It is my specious pleasure to be addressing you in the fullness of time. My name is Zombie Orwell. You will be hearing a lot from me in the coming months as we ratchet up the intensity of our Zombie Rights Revolution.
I wish all of you safe human-hunting. Please message me (ZOMBIEORWELL@GMAIL.COM) if you have questions or free tacos.
This week we shall see the beginnings middles and endings of a festival called E-Threepio (or "E3" as the kids say). It is the Electrical Education Expo. Despite the name, they only allow videogames to be exposited.
A bunch of idiot humans have given their stupid opinions on what will happen. They are all wrong. Only I, the zombie who is Orwell (who is me), have the correct predictions. Let's go!
1: Filthy humans will finally be allowed to develop videogames for other filthy humans. This is largely seen as a negative, but I consider it a positive. It means that humans will be too busy playing videogames to notice that I am shambling ever closer to their delicious brain cavities. More food for Zombie Orwell.
2: Eiffel 65.
3: Xbone and PS4 will have videogames involving shoehorned multiplayer and boring cover systems.
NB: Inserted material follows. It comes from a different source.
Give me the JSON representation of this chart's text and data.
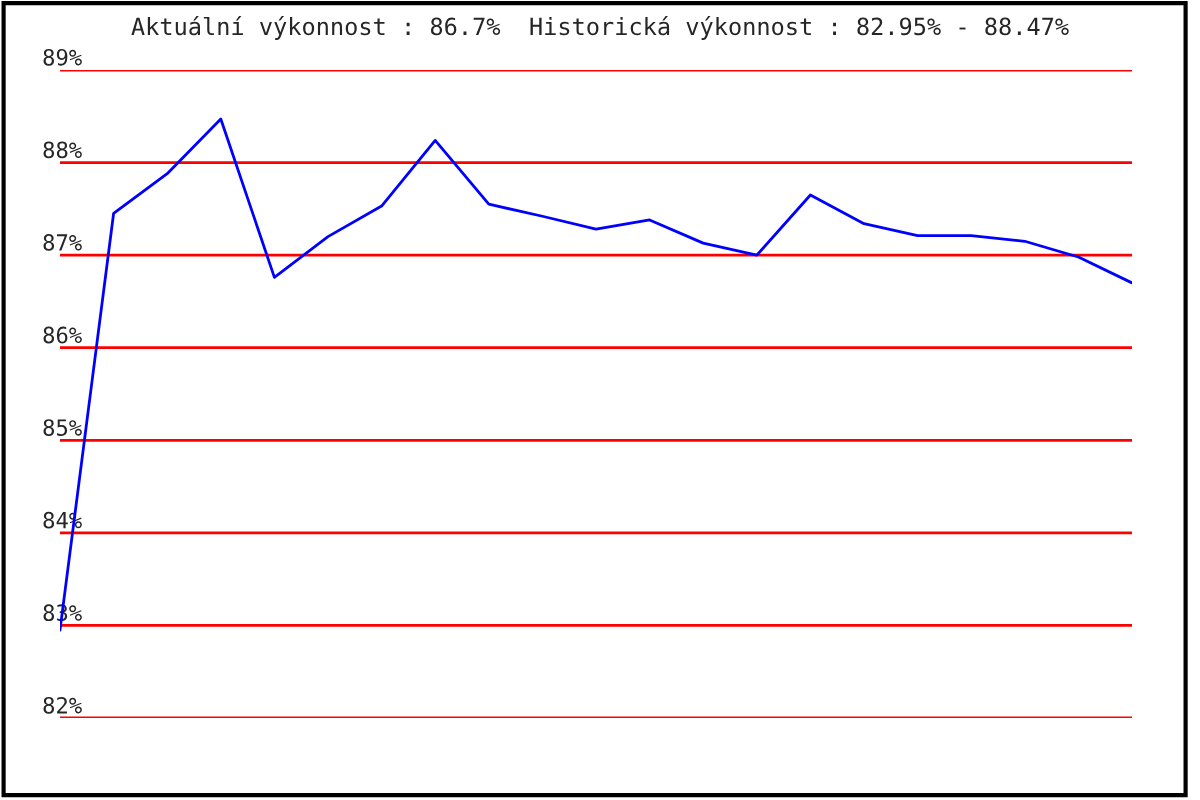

4: EA will keep pissing on the graves of its franchises.
5: Konami will have an amazing conference, as usual.
6: GTAV will be GTAIV plus 1.
7: The Rains of Castamere will begin to play during Nintendo's conference.
8: Geoff Keighghelleye will say words.
9: Gametrailers bores me to tears. I will be pissing tears of blood.
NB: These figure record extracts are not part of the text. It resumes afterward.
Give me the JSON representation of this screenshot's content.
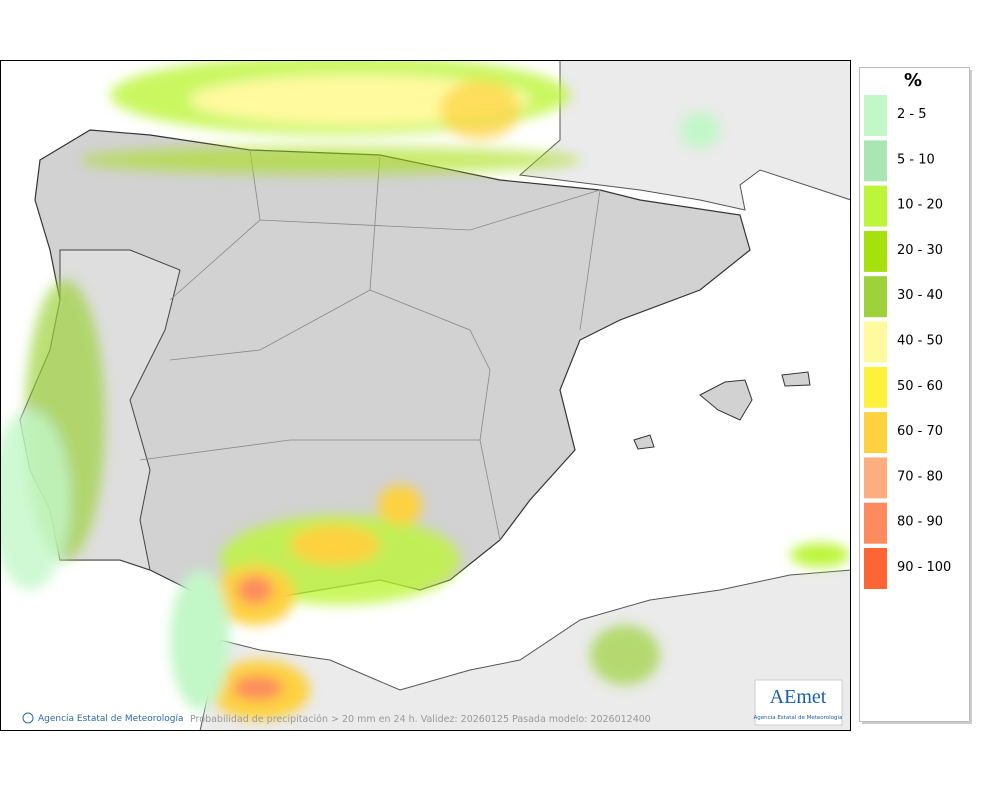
{
  "footer": {
    "agency": "Agencia Estatal de Meteorología",
    "caption": "Probabilidad de precipitación > 20 mm en 24 h. Validez: 20260125 Pasada modelo: 2026012400"
  },
  "logo": {
    "name": "AEmet",
    "subtitle": "Agencia Estatal de Meteorología"
  },
  "legend": {
    "title": "%",
    "items": [
      {
        "label": "2 - 5",
        "color": "#c2f7c8"
      },
      {
        "label": "5 - 10",
        "color": "#a9e6b4"
      },
      {
        "label": "10 - 20",
        "color": "#bdf53a"
      },
      {
        "label": "20 - 30",
        "color": "#a6e00d"
      },
      {
        "label": "30 - 40",
        "color": "#9ed23a"
      },
      {
        "label": "40 - 50",
        "color": "#fffa9e"
      },
      {
        "label": "50 - 60",
        "color": "#fcf23c"
      },
      {
        "label": "60 - 70",
        "color": "#fdd13f"
      },
      {
        "label": "70 - 80",
        "color": "#fcae80"
      },
      {
        "label": "80 - 90",
        "color": "#fd8b5d"
      },
      {
        "label": "90 - 100",
        "color": "#fe6534"
      }
    ]
  }
}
10. IGN will give it a 7 out of 10.
11: Shenmue 3 will be announced as a crossover with Red Dead Redemption 2. But it will be published by EA.
12: Half Life 3 will never come out.
13: Dr Dre's Detox will never come out.
14: Tupac is still alive.
15: Marilyn Monroe is Tupac.
16: John Marston in Marilyn Monroe.
17: I meant to type "is" in that previous sentence, but I left the typo because it's better that way.
18: Someone MUST write Monroe/Marston slashfic and post it here on the cblogs.